Le jour J arrive enfin. Je pensais avoir tout le temps de venir te chercher à la gare, j’avais même facile 10 minutes d’avance. Je pouvais t’attendre, nonchalamment appuyé contre un pilier pour me donner une contenance. Sauf que voilà, pas de métro. Bordel ! Non ! C’est pas le moment ! Les flics font évacuer la station avant même que j’y pénètre. On entend l’un d’eux crier : « allez on sort, colis suspect, le trafic est suspendu ! « . Hé merde… Ca commence bien. Bon, en même temps, la présence d’une potentielle bombe, au sens figuré, c’est pas forcément une mauvaise nouvelle. Mais quand même, il me faut un plan B pour arriver à la gare, et je sais immédiatement que je vais être à la bourre. Y’a pas à dire, pour faire bonne impression, c’est de première.
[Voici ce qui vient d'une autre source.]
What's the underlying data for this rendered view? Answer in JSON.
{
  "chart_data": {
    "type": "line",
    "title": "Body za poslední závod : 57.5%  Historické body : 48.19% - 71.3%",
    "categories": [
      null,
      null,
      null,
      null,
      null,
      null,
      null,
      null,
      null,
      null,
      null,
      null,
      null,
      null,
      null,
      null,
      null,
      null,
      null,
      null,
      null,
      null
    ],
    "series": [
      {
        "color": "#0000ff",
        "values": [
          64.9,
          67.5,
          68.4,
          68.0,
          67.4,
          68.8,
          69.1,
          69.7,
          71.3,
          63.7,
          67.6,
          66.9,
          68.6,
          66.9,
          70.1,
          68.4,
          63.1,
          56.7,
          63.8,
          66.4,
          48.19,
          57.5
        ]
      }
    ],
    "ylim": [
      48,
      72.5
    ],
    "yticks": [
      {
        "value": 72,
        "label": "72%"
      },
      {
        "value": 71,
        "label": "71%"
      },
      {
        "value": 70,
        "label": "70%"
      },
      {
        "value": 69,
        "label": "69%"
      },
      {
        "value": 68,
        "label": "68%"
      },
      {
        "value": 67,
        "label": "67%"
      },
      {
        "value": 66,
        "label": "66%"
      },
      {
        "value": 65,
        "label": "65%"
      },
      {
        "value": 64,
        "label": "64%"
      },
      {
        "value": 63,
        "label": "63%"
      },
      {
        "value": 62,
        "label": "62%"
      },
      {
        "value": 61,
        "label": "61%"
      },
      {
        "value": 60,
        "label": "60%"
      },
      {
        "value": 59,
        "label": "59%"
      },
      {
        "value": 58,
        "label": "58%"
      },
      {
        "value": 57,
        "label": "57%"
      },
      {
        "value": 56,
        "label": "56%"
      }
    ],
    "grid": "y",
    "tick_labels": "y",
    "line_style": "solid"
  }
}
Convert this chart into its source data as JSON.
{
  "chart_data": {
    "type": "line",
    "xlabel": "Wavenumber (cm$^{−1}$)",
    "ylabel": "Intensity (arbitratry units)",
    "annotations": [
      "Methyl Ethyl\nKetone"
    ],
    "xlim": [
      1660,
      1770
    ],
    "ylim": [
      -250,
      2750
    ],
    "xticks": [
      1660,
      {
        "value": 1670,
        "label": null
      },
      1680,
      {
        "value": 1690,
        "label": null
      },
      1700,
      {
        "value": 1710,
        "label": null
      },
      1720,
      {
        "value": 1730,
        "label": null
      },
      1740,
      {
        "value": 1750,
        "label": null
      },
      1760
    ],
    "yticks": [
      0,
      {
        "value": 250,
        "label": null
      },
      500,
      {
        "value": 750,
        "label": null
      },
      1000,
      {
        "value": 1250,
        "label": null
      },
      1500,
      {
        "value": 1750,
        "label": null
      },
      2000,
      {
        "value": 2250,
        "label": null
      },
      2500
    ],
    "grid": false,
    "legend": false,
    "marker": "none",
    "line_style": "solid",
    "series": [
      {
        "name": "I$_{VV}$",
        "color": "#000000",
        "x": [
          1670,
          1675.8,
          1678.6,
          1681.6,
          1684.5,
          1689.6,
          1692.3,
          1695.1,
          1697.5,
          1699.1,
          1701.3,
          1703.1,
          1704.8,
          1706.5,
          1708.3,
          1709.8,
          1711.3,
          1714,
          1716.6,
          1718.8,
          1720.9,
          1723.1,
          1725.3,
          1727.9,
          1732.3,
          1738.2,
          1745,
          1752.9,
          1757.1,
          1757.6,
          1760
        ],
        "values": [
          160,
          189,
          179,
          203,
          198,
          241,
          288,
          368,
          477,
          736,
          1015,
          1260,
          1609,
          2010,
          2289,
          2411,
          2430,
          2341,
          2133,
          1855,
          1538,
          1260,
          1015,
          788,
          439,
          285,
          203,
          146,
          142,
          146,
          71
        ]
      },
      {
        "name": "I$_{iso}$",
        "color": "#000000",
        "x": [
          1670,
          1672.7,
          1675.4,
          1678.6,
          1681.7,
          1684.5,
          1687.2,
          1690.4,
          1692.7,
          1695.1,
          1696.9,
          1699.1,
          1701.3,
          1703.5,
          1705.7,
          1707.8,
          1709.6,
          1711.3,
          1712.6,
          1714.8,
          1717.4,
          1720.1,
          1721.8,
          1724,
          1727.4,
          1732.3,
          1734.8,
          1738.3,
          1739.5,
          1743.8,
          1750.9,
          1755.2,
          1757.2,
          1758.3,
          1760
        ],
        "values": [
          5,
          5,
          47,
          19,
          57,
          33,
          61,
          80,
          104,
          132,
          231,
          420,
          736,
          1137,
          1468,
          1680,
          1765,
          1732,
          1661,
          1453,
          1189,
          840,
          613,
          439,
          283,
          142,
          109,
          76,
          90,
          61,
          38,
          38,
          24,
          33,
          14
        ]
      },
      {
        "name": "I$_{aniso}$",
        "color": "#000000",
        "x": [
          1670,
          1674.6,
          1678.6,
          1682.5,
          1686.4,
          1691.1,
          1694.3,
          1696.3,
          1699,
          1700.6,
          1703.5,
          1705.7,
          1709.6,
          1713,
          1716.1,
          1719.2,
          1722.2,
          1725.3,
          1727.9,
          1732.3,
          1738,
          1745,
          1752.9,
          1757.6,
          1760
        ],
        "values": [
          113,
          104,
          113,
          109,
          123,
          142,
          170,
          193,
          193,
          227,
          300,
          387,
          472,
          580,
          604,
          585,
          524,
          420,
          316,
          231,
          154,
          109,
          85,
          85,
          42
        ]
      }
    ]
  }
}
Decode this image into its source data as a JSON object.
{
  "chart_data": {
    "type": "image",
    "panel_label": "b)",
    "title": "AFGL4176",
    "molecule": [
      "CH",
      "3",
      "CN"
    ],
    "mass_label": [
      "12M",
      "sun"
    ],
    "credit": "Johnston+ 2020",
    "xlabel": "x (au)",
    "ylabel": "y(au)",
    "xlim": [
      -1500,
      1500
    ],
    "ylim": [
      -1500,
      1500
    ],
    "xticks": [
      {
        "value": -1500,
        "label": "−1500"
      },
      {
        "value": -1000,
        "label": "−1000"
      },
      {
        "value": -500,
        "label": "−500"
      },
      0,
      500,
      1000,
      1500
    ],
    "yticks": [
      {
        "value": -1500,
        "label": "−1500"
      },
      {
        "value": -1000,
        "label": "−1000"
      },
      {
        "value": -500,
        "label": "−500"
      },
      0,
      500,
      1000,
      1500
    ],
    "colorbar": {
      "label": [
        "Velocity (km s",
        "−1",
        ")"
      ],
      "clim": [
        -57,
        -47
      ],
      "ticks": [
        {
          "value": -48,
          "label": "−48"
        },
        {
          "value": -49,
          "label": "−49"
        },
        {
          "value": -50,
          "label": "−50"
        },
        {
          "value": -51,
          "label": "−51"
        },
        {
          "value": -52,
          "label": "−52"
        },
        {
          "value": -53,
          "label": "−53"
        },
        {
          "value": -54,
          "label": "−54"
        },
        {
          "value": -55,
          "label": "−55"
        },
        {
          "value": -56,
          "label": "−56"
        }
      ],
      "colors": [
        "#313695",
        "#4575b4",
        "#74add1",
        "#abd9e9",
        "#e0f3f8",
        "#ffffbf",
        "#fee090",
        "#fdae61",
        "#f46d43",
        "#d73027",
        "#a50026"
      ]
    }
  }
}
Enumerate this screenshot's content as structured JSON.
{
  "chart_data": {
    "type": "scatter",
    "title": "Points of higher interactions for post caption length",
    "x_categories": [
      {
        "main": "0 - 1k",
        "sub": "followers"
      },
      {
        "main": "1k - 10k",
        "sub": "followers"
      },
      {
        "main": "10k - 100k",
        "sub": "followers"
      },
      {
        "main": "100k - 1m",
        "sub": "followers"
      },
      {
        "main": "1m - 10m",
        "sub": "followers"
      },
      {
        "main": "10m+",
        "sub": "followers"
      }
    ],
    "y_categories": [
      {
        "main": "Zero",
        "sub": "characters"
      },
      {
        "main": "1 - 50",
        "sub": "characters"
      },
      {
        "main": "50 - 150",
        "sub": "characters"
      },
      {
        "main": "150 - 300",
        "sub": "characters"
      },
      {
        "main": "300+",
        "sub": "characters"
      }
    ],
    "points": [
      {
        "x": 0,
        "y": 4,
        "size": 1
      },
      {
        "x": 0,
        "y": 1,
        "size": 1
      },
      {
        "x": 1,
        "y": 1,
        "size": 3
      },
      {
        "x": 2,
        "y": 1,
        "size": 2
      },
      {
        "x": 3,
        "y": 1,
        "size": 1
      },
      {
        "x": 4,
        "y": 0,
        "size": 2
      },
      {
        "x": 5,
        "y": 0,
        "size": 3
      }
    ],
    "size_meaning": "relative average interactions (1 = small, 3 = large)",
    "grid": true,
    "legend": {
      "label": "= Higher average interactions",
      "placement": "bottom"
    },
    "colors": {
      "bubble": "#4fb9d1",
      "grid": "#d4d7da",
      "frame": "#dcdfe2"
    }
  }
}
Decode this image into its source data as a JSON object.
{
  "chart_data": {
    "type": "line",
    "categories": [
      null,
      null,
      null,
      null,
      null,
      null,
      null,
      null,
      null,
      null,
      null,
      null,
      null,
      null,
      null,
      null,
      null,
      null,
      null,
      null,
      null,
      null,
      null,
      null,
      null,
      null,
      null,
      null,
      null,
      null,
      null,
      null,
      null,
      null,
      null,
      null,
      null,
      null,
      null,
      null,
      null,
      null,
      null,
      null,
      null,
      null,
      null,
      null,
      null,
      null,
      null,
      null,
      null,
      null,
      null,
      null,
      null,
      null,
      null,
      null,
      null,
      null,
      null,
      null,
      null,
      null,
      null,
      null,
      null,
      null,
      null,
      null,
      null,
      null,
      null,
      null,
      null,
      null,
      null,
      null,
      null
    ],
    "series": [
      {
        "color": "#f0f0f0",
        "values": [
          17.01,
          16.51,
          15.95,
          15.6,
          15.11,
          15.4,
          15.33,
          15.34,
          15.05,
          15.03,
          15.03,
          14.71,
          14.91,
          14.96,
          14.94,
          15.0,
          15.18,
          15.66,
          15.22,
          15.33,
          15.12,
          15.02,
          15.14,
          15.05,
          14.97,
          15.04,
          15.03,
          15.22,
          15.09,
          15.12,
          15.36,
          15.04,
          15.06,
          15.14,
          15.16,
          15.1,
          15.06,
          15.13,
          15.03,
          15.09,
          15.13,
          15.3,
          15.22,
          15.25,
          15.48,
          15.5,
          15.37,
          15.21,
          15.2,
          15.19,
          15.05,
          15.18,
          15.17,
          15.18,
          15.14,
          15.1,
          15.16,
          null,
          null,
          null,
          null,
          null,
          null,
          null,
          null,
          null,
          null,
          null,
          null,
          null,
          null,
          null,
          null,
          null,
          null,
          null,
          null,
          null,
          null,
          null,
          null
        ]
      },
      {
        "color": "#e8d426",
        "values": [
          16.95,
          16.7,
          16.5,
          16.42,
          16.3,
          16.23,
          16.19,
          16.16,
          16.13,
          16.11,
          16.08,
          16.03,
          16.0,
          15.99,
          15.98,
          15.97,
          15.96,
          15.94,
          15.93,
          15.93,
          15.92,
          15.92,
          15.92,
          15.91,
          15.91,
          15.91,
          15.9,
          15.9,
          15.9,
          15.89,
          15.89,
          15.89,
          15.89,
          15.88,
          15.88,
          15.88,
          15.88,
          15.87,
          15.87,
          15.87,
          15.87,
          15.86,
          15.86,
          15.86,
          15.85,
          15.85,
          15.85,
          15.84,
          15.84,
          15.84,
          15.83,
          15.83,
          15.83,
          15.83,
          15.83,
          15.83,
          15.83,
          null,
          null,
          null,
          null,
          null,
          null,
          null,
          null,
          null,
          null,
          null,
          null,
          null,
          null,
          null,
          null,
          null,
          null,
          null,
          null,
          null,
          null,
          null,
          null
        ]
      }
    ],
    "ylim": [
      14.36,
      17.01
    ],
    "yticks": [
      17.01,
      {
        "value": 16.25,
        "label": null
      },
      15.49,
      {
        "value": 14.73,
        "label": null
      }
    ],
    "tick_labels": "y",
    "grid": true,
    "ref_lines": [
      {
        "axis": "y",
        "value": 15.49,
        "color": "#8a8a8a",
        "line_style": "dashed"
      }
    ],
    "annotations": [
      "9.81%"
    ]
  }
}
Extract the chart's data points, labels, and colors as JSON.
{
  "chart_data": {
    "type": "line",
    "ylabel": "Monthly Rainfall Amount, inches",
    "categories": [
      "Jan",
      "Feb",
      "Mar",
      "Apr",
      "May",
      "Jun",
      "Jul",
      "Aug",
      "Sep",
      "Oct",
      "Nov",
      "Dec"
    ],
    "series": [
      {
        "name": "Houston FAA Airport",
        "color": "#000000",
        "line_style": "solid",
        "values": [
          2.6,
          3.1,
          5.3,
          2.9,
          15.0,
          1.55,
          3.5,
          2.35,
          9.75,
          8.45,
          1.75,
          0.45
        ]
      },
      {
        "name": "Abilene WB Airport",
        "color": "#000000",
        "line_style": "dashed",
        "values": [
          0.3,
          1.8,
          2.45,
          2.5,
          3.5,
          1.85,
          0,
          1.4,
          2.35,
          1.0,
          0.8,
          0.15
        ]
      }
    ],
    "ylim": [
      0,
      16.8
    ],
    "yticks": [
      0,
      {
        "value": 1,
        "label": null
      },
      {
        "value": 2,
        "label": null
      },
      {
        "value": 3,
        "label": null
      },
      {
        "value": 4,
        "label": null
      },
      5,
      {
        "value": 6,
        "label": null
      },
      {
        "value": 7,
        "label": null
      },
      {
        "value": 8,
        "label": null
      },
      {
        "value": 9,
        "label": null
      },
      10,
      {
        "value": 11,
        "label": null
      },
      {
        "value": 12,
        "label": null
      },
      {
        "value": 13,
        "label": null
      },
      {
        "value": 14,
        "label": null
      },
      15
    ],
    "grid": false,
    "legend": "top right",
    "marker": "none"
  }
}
SMS pour prévenir, et puis tu appelles pour savoir quand j’arrive parce que… ben tu connais pas la ville. Et que poireauter dans la gare Part Dieu, évidemment c’est pas le plan le plus sympa un vendredi soir, tard.

Finalement j’arrive en mode petites foulées, histoire de ne pas débouler tout rouge, essoufflé et en sueur. Je te cherche du regard. Et puis je te vois te lever. Petite silhouette sautillante. Je souris. Je reconnais ton sourire, ton regard. Mes yeux un peu trop fatigués se délectent de cette jolie petite robe verte légère au-dessus de sandales délicatement nouées par de larges bandes de satin noir. Tu t’approches et viens déposer un baiser directement sur mes lèvres pour me dire « bonjour ».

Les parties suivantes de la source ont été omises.